BUCH: Aetiologie, Prophylaxis und Therapie der RHACHITIS (1900)

Autor:

Dr. Paul Zweifel

  • Ord. Professor der Geburtshilfe und Gynäkologie an der Universität in Leipzig

Aus dem Inhalt:

Die englische Krankheit fängt ausnahmslos in der ersten Kindheit an, also demjenigen Lebensabschnitt, den man von der Geburt bis zum Abschluss des zweiten Jahres rechnet. (...) Sicher ist das zeitliche Zusammenfallen der ersten Erscheinungen der echten RACHITIS mit dem raschen Wachstum der Knochen kein zufälliges  und hat das Auftreten der englischen Krankheit in der Zeit des ersten Zahndurchbruches (...) die beiden Vorgänge miteinander in Verbindung zu bringen. ("durch die Glieder zahnen")
Viel bedeutungsvoller ist es, dass in dem gleichen Lebensabschnitt, der Aufbau der Skelettknochen eine höchst wichtige Umwandlung erfährt, durch welche aus dem embryonalen Bau, aus der geflechtartigen eine lamelläre oder paralell faserige Anordnung der Zellen entsteht.
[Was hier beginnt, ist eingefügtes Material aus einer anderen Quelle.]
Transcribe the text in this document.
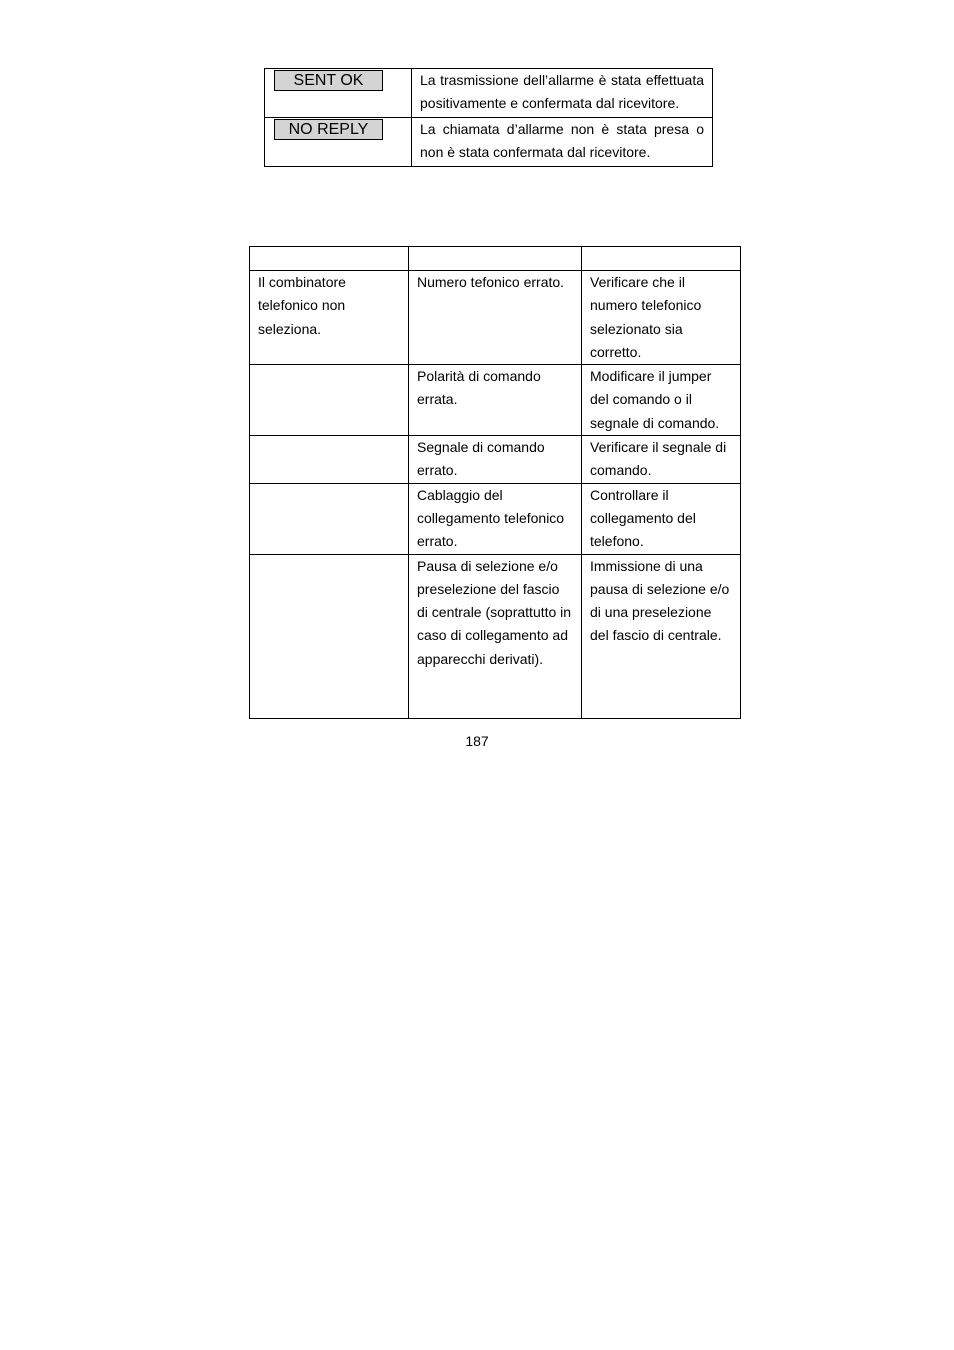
SENT OK	La trasmissione dell’allarme è stata effettuata positivamente e confermata dal ricevitore.

NO REPLY	La chiamata d’allarme non è stata presa o non è stata confermata dal ricevitore.

Il combinatore telefonico non seleziona.	Numero tefonico errato.	Verificare che il numero telefonico selezionato sia corretto.
	Polarità di comando errata.	Modificare il jumper del comando o il segnale di comando.
	Segnale di comando errato.	Verificare il segnale di comando.
	Cablaggio del collegamento telefonico errato.	Controllare il collegamento del telefono.
	Pausa di selezione e/o preselezione del fascio di centrale (soprattutto in caso di collegamento ad apparecchi derivati).	Immissione di una pausa di selezione e/o di una preselezione del fascio di centrale.
187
Es muss bei dieser Umwandlung schrittweise eine Aufsaugung der in den Knochenzellen niedergelegten Knochensalze stattfinden, welche in die anders sich ordnenden neuen Zellen wieder abgelagert werden.
Die RACHITIS bedingt ebenso auffällige Veränderungen an der Knochenhaut wie an den Gelenkenden und zwar fällt als erstes auf die Dicke des Periosts, welches sich nie anders von dem Knochen abziehen lässt, als mit gleichzeitiger Abreißung großer Stücke lockeren porösen Knochengewebes. Gerade am Periost ist das Wesen der Krankheit am auffälligsten: Erst unter mehreren Schichten eines schwächlich entwickelten porösen Knochengewebes. Das Periost wie alle jüngeren Schichten sind sehr blutreich und sehen auffallend rot aus. 
Ähnlich wie am Periost der Röhrenknochen verläuft die RACHITIS an den platten Knochen des Schädels, die in ihrer ganzen Dicke porös und mit Auflagerungen bedeckt sind, die aus schwammigen Gewebe bestehen.
(...) Eines der bekanntesten Veränderungen der RACHITIS sind die Verkrümmungen der Glieder, insbesondere der Beine (...) nämlich, dass bei den stark gewucherten, aber zu weichen Knorpeln durch die Einwirkung eines anhaltenden Drucks auf einer Seite allmähliche Verkrümmungen der wachsenden Knochen zu Stande kommen.
(...) Beispiel Oberschenkelknochen - das Femur - so wirkt die Last des Rumpfes bei Geh-und Stehversuchen gewiss sehr oft nicht genau gleichmäßig auf beide Condylen des Knies ein, sondern recht häufig bei den instintiv vom Kind gespreizten Beinchen stärker auf die Innenseite, wodurch der innere Condylus mehr, der äußere weniger zusammengedrückt und bei der nachfolgenden Verknöcherung die Innenseite kürzer, die Außenseite länger, also der Knochen nach außen convex gebogen wird.